LA CITTA’ PROIBITA – Gabriele Mainetti
I film di Mainetti sono attesi sempre con grande entusiasmo sia dal pubblico che dalla critica perché, fino ad ora, è sempre stato in grado di stupire reinterpretando Roma e la romanità , mischiandola con i generi che tanto ama. Per La città proibita ha scelto il genere Kung fu movie, rigorosamente all’amatriciana!
Si parte da lontano, molto lontano: la Cina! Con la sua legge che, fino al 2013, obbligava ogni famiglia ad avere un solo figlio. Facciamo la conoscenza della piccola Mei, costretta a nascondersi dai controlli del regime proprio in virtù di questa legge, essendo secondogenita. Una volta cresciuta, decide di recarsi nella capitale nostrana per cercare sua sorella maggiore, di cui non si hanno più notizie.
Arrivata qui, fa la conoscenza di Marcello, un ragazzo che lavora nel ristorante di famiglia insieme a sua madre e che, un po’ per necessità , un po’ per difendersi dal mondo esterno, ha passato praticamente tutta la sua esistenza all’interno della cucina.
Oriente e Occidente si incontrano e si scontrano in questa Roma multietnica, sgangherata ma molto colorata, in quel microcosmo che è Piazza Vittorio Emanuele (per chi non fosse di Roma), la Chinatown della Capitale. L’impianto è molto semplice e diretto, come è giusto che sia: tanta azione, tanti combattimenti, tanta coreografia… insomma, tante botte!
E questo va benissimo, anche perché l’attrice che interpreta Mei è prima di tutto una stunt bravissima.
Mainetti, però, è riuscito anche a cogliere alcune fragilità di lei, cercando di portarle sul grande schermo. Abbiamo quindi una prima parte in cui praticamente non si parla, se non il giusto per delineare i tratti salienti della trama e dei personaggi, e una seconda parte in cui lo spettatore viene a conoscenza del mistero dietro i due giovani e la loro storia d’amore. È nella seconda parte che si ravvisa una maggiore debolezza nell’impianto narrativo, dove appunto bisogna costruire il rapporto d’amore tra i due e creare una chiusa degna della trama.
Anche il personaggio di Giallini, che ha un ruolo determinante nella narrazione, forse meritava una chiusa migliore. Insomma, Mainetti si conferma un regista con tanto cuore (soprattutto per la sua Roma) e tanta abilità tecnica. E forse questi due elementi, insieme a un certo equilibrio nel dosarli, sono stati la chiave del suo successo e gli hanno permesso di far breccia nel cuore del pubblico.

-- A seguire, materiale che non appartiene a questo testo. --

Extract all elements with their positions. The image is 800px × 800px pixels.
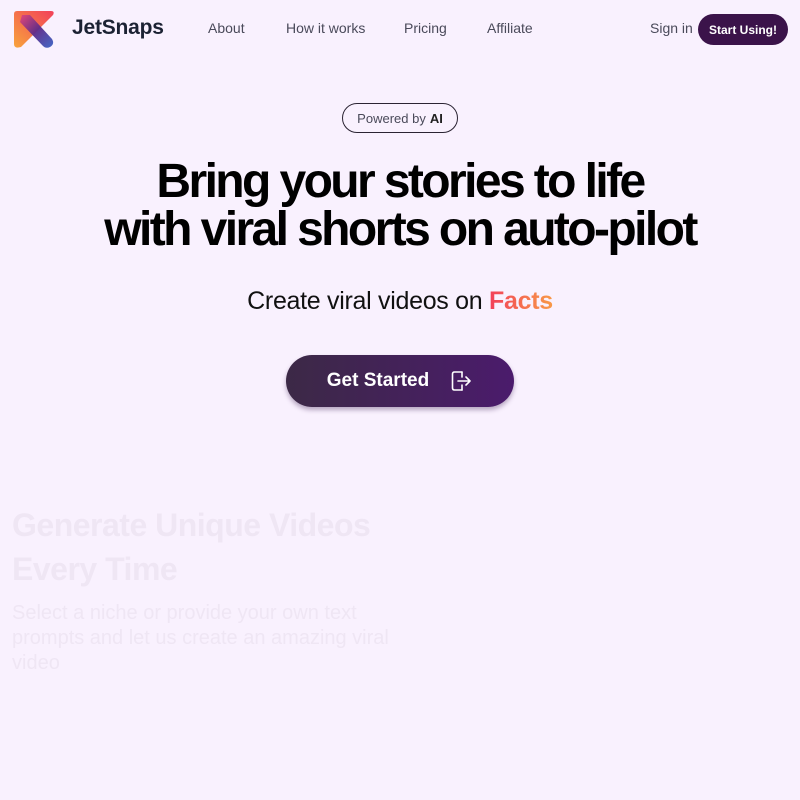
nav-link-about[interactable]: About xyxy=(208,20,245,36)
feature-description: Select a niche or provide your own text … xyxy=(12,602,389,674)
start-using-button[interactable]: Start Using! xyxy=(698,14,788,45)
nav-link-pricing[interactable]: Pricing xyxy=(404,20,447,36)
jetsnaps-logo-icon[interactable] xyxy=(14,11,55,49)
nav-link-affiliate[interactable]: Affiliate xyxy=(487,20,533,36)
nav-link-how-it-works[interactable]: How it works xyxy=(286,20,365,36)
feature-title: Generate Unique Videos Every Time xyxy=(12,507,371,587)
subline-prefix: Create viral videos on xyxy=(247,287,483,315)
get-started-button[interactable]: Get Started xyxy=(286,355,514,407)
hero-headline: Bring your stories to life with viral sh… xyxy=(0,158,800,254)
badge-strong: AI xyxy=(429,110,443,126)
top-nav: JetSnaps About How it works Pricing Affi… xyxy=(0,0,800,60)
sign-in-arrow-icon xyxy=(451,371,472,391)
headline-line-1: Bring your stories to life xyxy=(156,155,646,208)
subline-rotating-word: Facts xyxy=(489,287,553,315)
headline-line-2: with viral shorts on auto-pilot xyxy=(104,203,698,256)
hero-subline: Create viral videos on Facts xyxy=(0,287,800,316)
get-started-label: Get Started xyxy=(326,370,430,391)
brand-name[interactable]: JetSnaps xyxy=(72,16,164,40)
sign-in-link[interactable]: Sign in xyxy=(650,20,693,36)
powered-by-badge: Powered by AI xyxy=(342,103,458,133)
badge-prefix: Powered by xyxy=(357,110,426,126)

Questo film presenta gli stessi difetti dei due precedenti, che forse a questo punto vogliono essere parte della sua cifra stilistica: un profondo legame con le sue radici (quindi poco internazionale) e una certa sgrammaticatura nel raccontare le sue storie. Di più non è il caso di dire: ognuno dovrebbe vedere questo lavoro sul grande schermo e farsi la propria personalissima opinione. Comunque, il prodotto rimane di ottima fattura.